Many years later I recollected my early youth when I wanted that lovely feeling I felt at church to be with me all the time and remembered that it always left me when I left church. Now I have the gift to have the Holy Ghost with me all the time and I never want to be without it again. It has been the most wonderful, precious gift and I can never take it for granted. I also remember wanting to meet an Apostle. I pleaded with God to one day let me meet an Apostle. Now I have sat and talked face to face with real Apostles and can testify that they are truly men of God. As a youth I had always believed that there must be more scripture, that the Bible could not contain all of God’s words. But I didn’t know where those words would be or what they looked like. I have found those missing words in my life and am satisfied that the Book of Mormon is indeed another witness of Jesus Christ.

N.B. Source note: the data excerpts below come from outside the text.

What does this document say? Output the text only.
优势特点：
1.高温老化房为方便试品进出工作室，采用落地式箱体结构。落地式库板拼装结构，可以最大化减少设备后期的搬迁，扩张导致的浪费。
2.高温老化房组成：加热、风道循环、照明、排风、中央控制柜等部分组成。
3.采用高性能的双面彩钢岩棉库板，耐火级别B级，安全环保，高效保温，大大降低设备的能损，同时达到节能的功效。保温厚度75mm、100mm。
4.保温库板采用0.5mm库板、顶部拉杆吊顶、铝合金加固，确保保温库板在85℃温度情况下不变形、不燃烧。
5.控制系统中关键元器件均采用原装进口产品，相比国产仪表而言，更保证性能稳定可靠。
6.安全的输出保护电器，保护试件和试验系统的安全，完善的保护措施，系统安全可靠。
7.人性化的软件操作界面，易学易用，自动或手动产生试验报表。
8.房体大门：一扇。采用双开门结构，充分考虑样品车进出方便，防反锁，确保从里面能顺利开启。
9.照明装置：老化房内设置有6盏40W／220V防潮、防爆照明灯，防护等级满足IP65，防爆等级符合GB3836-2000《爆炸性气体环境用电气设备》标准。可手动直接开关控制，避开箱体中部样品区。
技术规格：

My mother was eventually baptised herself. It may have taken her fifteen years, but she is now a very active member and says that it was partly because of my example in the way I raised my children that she began to investigate the Church. She now wishes she had found the Church earlier in her life. Over the next few years following my baptism, I managed to convince my grandmother that I still believed in Jesus, and she became more accepting of my newfound faith and even defended me to her friends.
All of these experiences in my life have been for my good. I am grateful to missionaries all over the world for serving in order to find people like myself. More than that, I feel so humble to think of the many missionaries who taught me and brought me the gospel restored in its fullness. Since my baptism, I have learned not to test God, but to trust in Him. I have met great people through my membership in the Church, but none greater than those first missionaries who taught me the restored gospel of the One who means the most to me in my life: my Lord, Saviour, and Friend, Jesus Christ. I bear witness that this is His Church.